Here are some suggestions for key ways to improve efficiency at your manufacturing plant, without necessarily investing huge sums of money.
1. Take a look at your workflow
Does it flow, or is it a series of start/stop processes, bottlenecks and interrupted production? The key requirement is to know your baseline numbers in terms of materials used, speed, power consumption, quality, costs and other variables. Then you can start to change aspects of your workflow to see which has the most effect on the base numbers. It’s also a good idea to map the “slack” and see where it can be reduced, or how processes can be reconfigured to run more rapidly or efficiently.
2. Train your workforce
A highly trained workforce is a more productive one, and new training methods mean that you needn’t disrupt production by sending staff to expensive off-site courses. Try webinars, YouTube, university MOOCs (Massive Open Online Courses) and so on. Cambridge University’s Institute for Management points out that new technology developments can only deliver a revolution in production methods if firms drive down their costs and increase productivity – https://www.ifm.eng.cam.ac.uk/insights/advanced-manufacturing/increasing-capability-and-productivity-in-manufacturing/. Training is one of the key ways to make your staff more productive.
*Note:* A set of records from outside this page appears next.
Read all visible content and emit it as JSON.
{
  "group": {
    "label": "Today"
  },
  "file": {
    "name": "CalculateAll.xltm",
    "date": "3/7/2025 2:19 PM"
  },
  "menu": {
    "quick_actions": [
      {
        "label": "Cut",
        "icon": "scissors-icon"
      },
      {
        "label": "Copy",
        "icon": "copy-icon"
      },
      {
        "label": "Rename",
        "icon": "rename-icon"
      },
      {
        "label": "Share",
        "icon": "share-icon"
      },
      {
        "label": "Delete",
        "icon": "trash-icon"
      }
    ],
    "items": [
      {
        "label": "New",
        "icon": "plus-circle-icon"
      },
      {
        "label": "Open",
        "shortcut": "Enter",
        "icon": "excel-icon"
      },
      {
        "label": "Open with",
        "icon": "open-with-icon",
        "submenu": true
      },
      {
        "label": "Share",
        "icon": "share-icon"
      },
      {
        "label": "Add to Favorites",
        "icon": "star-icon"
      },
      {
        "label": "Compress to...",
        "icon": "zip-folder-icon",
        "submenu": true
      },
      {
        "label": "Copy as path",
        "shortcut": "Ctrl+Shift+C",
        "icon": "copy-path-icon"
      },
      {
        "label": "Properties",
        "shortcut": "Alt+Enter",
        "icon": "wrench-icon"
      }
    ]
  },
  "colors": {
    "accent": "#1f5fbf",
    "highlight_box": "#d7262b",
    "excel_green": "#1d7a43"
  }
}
3. Build constant improvement into your processes
Make sure you have communication channels that allow your managers to feed improvement ideas into all business processes. Ask your managers to take a look at the new types of electrical control components Electrical Control Components that are available, to see whether any might be able to automate or speed up current processes. Small, incremental improvements can make substantial differences to productivity over time.
4. Invest in smarter equipment
Controls for manufacturing equipment have become much smarter recently, and some of the new electrical control components can significantly increase manufacturing plant efficiency. As we move towards an AI future, these components will drive more equipment, and run entire work processes in manufacturing facilities.
These four suggestions can help you to improve your process design, upskill your workforce, get into a virtuous constant improvement cycle, and provide a roadmap for efficiency investments. There are four more things you can do to finish the job of giving your manufacturing facility an efficiency upgrade, and we’ll be looking at these in the next piece.